We pushed the small red wagon out in front of our mother’s bedroom window and gingerly arranged each ornamented animal in a small ellipse on the soft side lawn. When all the slumbering participants were in place, my twin and I began to shout loudly.

My mother came to the window, panicked, holding both hands over her chest. She stared at us for signs of injury and when she was sure we were all right, looked down at the still stagnant queue sleeping quietly at our feet. Our mother stood transfixed, somewhere on the brink of dream-like wonder and horror, and in that moment, it seemed the experiment could have gone either way.

But something had gone wrong.

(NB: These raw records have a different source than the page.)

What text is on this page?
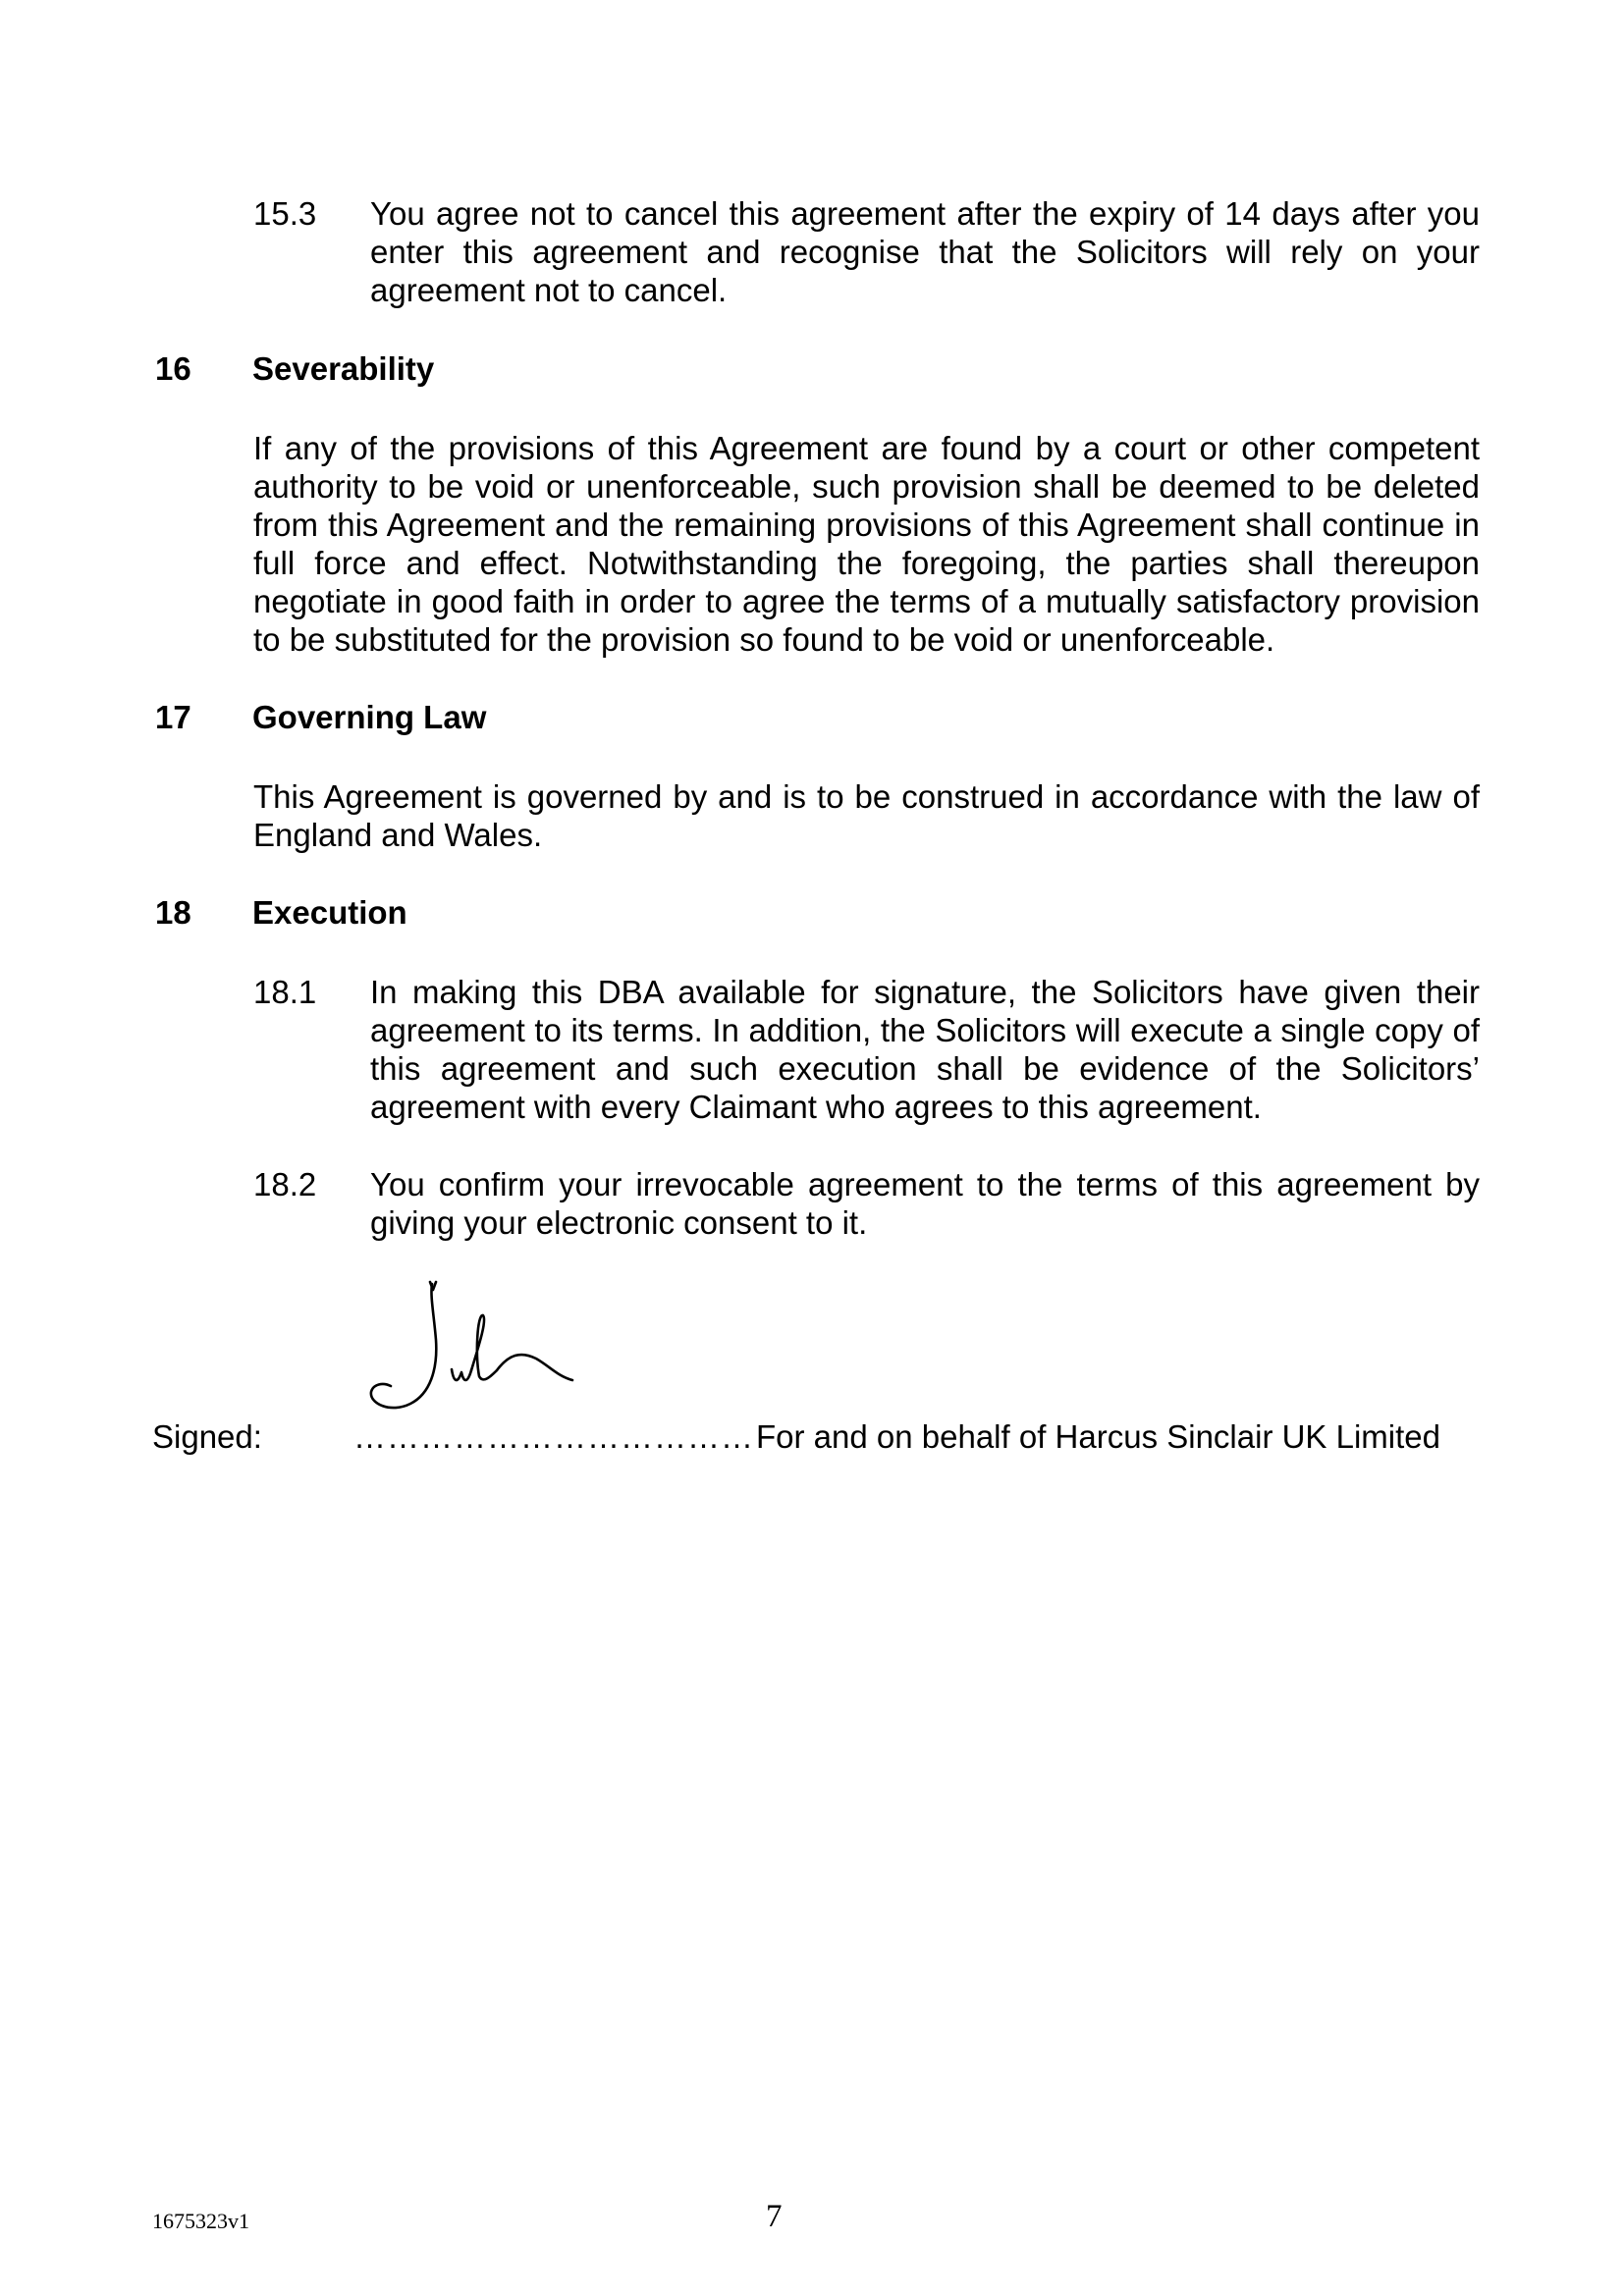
15.3 You agree not to cancel this agreement after the expiry of 14 days after you enter this agreement and recognise that the Solicitors will rely on your agreement not to cancel.
16 Severability
If any of the provisions of this Agreement are found by a court or other competent authority to be void or unenforceable, such provision shall be deemed to be deleted from this Agreement and the remaining provisions of this Agreement shall continue in full force and effect. Notwithstanding the foregoing, the parties shall thereupon negotiate in good faith in order to agree the terms of a mutually satisfactory provision to be substituted for the provision so found to be void or unenforceable.
17 Governing Law
This Agreement is governed by and is to be construed in accordance with the law of England and Wales.
18 Execution
18.1 In making this DBA available for signature, the Solicitors have given their agreement to its terms. In addition, the Solicitors will execute a single copy of this agreement and such execution shall be evidence of the Solicitors’ agreement with every Claimant who agrees to this agreement.
18.2 You confirm your irrevocable agreement to the terms of this agreement by giving your electronic consent to it.
Signed:	……………………………… For and on behalf of Harcus Sinclair UK Limited
1675323v1	7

Our patients were not waking.

My mother stood there with her hands over her heart, seeing the delicate shambles, the massacre in pink and white bows, then she turned away.

It was at that moment, my sister, who realized the mistake. The sedative at the bottom of the vial had been more powerful; somehow it had not been diluted by light and movement and time. The usual dosage had been fatal for all the patients involved and the parade had turned into an execution by default.

Isabella shook her head, crying into the corner of her own arm, whimpering very gently and hiding her face.

“What? What’s wrong?” I asked, not remembering the timbre of my own voice. I was getting angry and anxious, seeing her losing her control and demeanor like that because I still did not understand what had happened exactly.

“Matthew,” she whispered. “We...we...we made a mistake.”

“What? What is it?” and before she spoke, I suddenly imagined my father hanging in the cellar again, the rope creased tightly along his neck, his eyes tightly closed, the thoughts of regret, the resolve that had drove him to his end, weighing heavy in his head. What had he been thinking? What would he have said? In that instant, I understood what he had discovered. The sound of my sister’s voice, which had become so unfamiliar, was now the sound of the realization he had made, echoing in my brain:

"Medicine never cures the heart-aches."